The uneven ground around here is more of a problem, as the long frame tends to drag going over the hills. A bigger set of wheels would help a lot with this. Ideally, I would get wheels at all four corners, then I could pull it around like a wagon.

The wheels with the levers is something I had originally meant to try on this one, and may in the future. I don't have a problem with the wheels and axles bearing the weight... the entire weight of this chicken tractor is under 60 lbs.

One thing I like about the smaller diameter wheels is that with them, I don't need a floor in the chicken tractor. The space at the bottom isn't enough for them to get out, even when I'm moving it, and when it's on flat ground I leave the wheels in place.
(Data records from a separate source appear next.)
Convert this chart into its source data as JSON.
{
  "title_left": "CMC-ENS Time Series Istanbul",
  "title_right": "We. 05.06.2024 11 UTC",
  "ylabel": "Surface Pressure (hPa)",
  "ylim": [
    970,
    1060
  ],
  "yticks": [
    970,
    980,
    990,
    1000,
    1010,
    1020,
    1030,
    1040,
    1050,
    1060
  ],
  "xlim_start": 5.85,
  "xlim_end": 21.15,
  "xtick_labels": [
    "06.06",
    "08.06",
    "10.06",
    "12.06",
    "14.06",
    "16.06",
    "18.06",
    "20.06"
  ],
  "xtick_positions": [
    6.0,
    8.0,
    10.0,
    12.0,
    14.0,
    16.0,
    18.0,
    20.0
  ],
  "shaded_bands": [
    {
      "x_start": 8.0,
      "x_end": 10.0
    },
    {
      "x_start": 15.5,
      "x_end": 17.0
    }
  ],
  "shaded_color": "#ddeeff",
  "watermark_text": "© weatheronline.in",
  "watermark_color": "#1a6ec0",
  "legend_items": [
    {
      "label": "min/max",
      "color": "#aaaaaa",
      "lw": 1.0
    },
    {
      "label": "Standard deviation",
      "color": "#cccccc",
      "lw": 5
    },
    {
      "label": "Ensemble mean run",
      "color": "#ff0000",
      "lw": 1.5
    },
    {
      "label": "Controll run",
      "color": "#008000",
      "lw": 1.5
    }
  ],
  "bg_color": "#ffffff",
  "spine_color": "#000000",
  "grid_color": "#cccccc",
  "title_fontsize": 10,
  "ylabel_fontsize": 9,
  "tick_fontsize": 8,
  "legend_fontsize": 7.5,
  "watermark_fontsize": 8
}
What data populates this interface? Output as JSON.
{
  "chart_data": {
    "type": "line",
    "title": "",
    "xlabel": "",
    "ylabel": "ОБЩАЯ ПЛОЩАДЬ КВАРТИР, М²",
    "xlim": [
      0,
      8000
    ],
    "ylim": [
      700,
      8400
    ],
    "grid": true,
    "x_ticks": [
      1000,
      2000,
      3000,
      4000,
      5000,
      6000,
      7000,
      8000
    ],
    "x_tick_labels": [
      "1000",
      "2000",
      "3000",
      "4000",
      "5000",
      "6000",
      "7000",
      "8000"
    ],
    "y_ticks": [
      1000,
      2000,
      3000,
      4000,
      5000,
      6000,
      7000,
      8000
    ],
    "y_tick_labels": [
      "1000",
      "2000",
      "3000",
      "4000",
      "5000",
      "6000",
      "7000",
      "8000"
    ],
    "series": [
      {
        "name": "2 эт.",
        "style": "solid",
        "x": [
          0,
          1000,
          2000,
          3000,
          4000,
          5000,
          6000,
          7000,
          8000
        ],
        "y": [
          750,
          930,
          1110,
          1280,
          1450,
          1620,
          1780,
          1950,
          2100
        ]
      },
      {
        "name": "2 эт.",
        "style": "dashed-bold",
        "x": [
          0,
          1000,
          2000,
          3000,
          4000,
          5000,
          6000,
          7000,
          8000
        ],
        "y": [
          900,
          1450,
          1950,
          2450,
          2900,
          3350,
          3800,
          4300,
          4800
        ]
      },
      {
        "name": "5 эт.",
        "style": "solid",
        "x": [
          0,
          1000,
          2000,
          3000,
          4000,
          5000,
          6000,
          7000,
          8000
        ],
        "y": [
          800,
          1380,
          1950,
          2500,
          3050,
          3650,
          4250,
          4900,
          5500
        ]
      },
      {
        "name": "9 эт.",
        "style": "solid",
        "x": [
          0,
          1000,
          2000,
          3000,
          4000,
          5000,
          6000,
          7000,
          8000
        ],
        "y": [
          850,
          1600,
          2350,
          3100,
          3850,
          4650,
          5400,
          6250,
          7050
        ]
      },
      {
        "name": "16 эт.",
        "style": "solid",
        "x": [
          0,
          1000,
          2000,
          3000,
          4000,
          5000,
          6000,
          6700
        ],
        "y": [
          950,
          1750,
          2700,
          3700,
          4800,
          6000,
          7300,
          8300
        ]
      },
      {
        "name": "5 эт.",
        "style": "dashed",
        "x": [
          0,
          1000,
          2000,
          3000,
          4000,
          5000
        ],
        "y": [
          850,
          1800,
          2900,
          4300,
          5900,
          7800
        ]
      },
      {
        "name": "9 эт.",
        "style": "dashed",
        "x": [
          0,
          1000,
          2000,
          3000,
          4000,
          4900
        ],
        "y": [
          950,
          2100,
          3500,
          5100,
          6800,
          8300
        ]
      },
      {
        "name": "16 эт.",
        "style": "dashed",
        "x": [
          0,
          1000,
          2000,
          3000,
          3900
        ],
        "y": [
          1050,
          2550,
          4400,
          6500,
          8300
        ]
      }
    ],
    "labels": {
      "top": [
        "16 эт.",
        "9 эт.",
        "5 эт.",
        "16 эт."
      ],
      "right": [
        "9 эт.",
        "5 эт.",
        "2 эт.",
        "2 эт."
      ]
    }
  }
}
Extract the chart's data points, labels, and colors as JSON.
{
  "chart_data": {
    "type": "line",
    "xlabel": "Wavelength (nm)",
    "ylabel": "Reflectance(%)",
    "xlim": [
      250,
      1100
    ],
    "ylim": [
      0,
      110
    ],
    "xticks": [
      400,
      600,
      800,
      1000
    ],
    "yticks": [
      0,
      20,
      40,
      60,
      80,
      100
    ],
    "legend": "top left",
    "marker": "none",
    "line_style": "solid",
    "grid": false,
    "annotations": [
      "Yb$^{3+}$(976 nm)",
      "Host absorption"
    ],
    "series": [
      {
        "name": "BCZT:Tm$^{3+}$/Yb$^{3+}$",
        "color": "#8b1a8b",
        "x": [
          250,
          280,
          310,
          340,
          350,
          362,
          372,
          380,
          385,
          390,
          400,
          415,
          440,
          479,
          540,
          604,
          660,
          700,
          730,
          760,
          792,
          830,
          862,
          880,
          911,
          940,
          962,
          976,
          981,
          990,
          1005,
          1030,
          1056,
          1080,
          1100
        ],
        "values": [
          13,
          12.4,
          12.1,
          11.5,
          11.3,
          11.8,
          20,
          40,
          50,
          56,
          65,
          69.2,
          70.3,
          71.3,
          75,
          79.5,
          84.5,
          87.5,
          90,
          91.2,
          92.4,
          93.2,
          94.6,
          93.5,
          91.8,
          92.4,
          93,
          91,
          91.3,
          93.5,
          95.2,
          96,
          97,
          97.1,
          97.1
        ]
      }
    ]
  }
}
When I do the repairs on the old chicken tractor, I will probably set up a wheel system for that more like you have in the link above. The wheels on the new chicken tractor came from the old one, but they were definitely too small for the old one, and practically useless on it. The old one weighs a LOT more, though, close to 200 lbs, and it would push those little wheels right into the mud.

We found the airless fat tires to be the best in high grass and mud. The ones with air rot out pretty quickly and go flat. But neither are cheap. :((

I've managed to salvage some airless wheelbarrow tires over the years that I'm hoping will do the trick. I'm definitely using airless, I've found that having a soft tire on these slopes can be disastrous!